Conceptual Searching
Importance of Conceptual Searching
Relativity offers a wide range of search features designed to simplify and enhance the document review process. Relativity search can be essential in one case, as it is used to reduce the amount of data to review and find the most relevant documents. There are two main methods relativity uses to search for data:
Occurrence search looks through the data set to find a match for a specific word using Boolean logic, which is a form of algebra where all values are either true or false.
Conceptual Searching uses mathematics to derive possible meanings of a word and tries to understand semantic meaning and context.
What is Conceptual Searching?
You can use conceptual searching to find information without a precisely phrased query by applying a block of text against the database to find documents that have similar conceptual content. This can help in setting priorities or finding important documents.
Concept Searching is very distinctive from keyword or metadata search. A concept search performed in Analytics quickly and efficiently reveals conceptual similarities between queries and documents, so you can focus on the concepts you think matter most. The following table illustrates the differences between standard search and concept search.
Using conceptual searching, you can submit a query that is anywhere within a sentence the length of an entire document and return documents that contain the concepts that the query expresses. Using a single word for a query is not recommended as the results may be broad and unreliable. The match is not based on a specific term in the query or document. Query and documents may or may not share terms, but they share conceptual meaning.
Each term of the conceptual index has a position vector in the conceptual space. Each searchable document also has a vector of concept spaces. These vectors, when close to each other, share a correlation or conceptual relationship. Increased distance indicates a decrease in correlation or shared ideas. Two objects that are shut collectively share conceptuality, regardless of any precise shared terms.
During conceptual searching, you generate text that illustrates a single concept (called a concept query) and then submits it to the index for a tentative mapping to the concept space. Conceptual Analysis Indexes use the same mapping logic to map queries into concept spaces as searchable documents.
Importance of conceptual searching
The importance of conceptual searching is as follows:
The limitations of keyword-based searches are well documented. A syntactic search engine will return results based only on the words and phrases a searcher enters. Synonyms, synonyms, and translations all prove problematic in this situation. This technology, on its own, is not powerful enough to find all the patent and non-patent literature related to your novel idea.
Conceptual inquiry, however, considers the meaning of an inquirer's question. It uses this understanding of the search to find the most relevant results, regardless of the wording used by a searcher or publication to communicate the concept. The most powerful search solutions can identify results beyond just common synonyms, using AI to truly understand the concepts being described.
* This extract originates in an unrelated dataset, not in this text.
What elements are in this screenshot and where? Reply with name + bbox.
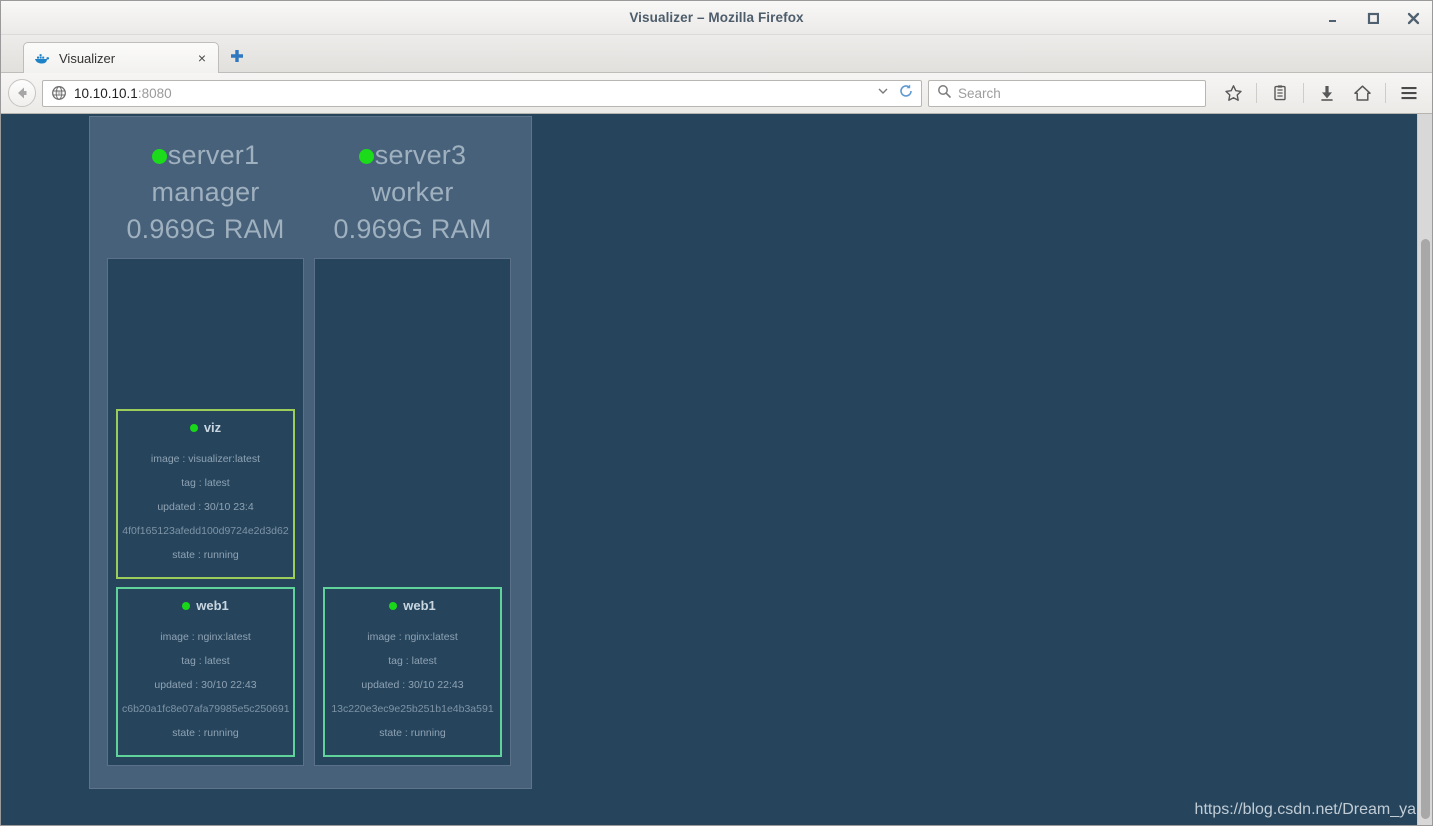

When you're pushing a new idea through the innovation pipeline, the stakes are high. R&D resources should be allocated to the most promising projects. Administrative and criminal prices related to patenting should be cautiously considered. Determining whether an innovation is marketable requires a thorough understanding of the technology landscape. This is only possible with a search engine that finds the most relevant patent and non-patent literature, no matter how you describe your technology.
With keyword-based search engines, finding relevant results (and confidently eliminating irrelevant results) requires at least some skill in specialized techniques. Conceptual search democratizes patent searches, removes barriers in the innovation lifecycle, and gives searchers across professional disciplines confidence in their search results.
The concept-based search considers how important a concept is within a document to rank search results based on relevance.